L'article litigieux dispose en effet que « sous réserve d'un agrément préalable délivré par le ministre de l'économie et des finances et dans la mesure définie par cet agrément, les fusions de sociétés et opérations assimilées qui entrent dans les prévisions de l'article 210 A peuvent ouvrir droit [...] au report des déficits antérieurs non encore déduits soit par les sociétés apporteuses, soit par les sociétés bénéficiaires des apports, sur les bénéfices ultérieurs de ces dernières »

Le ConseilCons. constit., 28 nov. 2014, 2014-431 QPC, sociétés ING Direct et ING Bank. estime que le pouvoir donné par la loi à l'administration de fixer, contribuable par contribuable, les modalités de détermination de l'assiette d'une imposition méconnaît effectivement « la compétence du législateur dans des conditions qui affectent, par elles-mêmes, le principe d'égalité devant les charges publiques » et, au cas particulier, les dispositions contestées sont relatives aux modalités de détermination de l'assiette de l'imposition des bénéfices des sociétés dans le cadre d'opérations de restructuration.
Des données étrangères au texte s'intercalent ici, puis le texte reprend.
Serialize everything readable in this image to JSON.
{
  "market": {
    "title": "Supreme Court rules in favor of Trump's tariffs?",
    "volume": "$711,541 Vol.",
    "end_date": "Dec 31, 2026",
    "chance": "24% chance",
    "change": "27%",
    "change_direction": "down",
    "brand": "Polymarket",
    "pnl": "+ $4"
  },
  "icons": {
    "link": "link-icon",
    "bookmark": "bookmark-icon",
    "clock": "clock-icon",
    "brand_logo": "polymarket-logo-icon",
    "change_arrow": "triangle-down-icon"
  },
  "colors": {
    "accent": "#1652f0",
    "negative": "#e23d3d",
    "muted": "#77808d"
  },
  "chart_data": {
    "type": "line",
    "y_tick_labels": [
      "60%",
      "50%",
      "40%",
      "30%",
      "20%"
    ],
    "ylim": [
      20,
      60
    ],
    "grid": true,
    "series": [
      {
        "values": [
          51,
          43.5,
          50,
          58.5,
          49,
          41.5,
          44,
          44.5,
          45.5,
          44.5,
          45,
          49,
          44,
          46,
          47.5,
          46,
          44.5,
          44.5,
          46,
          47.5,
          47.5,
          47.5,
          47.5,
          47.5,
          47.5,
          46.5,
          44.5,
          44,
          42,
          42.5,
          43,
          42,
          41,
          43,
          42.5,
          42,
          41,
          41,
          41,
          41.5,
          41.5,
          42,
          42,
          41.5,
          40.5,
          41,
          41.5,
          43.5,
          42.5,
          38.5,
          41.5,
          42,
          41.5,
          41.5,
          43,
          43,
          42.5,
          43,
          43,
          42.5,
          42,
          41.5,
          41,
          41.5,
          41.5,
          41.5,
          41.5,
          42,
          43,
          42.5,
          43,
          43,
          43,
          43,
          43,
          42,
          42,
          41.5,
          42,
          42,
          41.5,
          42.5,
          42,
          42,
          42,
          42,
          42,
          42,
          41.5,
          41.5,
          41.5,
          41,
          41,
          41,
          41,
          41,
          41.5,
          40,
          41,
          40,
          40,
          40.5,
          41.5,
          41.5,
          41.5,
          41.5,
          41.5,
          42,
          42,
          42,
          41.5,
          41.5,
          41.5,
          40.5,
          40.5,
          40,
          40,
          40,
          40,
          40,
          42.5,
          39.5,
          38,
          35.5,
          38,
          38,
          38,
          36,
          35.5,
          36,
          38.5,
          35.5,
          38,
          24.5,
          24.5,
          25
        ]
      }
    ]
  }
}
Elles permettent, relèvent les Sages, sous réserve de l'obtention d'un agrément délivré par le ministre de l'économie et des finances, « de reporter les déficits antérieurs non encore déduits soit par les sociétés apporteuses, soit par les sociétés bénéficiaires des apports sur les bénéfices ultérieurs de ces dernières ».

Mais, insiste le Conseil, les dispositions contestées ne sauraient, sans priver de garanties légales les exigences qui résultent de l'article 13 de la Déclaration des droits de l'homme et du citoyen de 1789, être interprétées comme permettant à l'administration « de refuser cet agrément pour un autre motif que celui tiré de ce que l'opération de restructuration en cause ne satisfait pas aux conditions fixées par la loi ». Sous cette réserve, admet le juge constitutionnel, le législateur n'a pas méconnu l'étendue de sa compétence en adoptant les dispositions contestées qui sont dès lors déclarées conformes à la Constitution.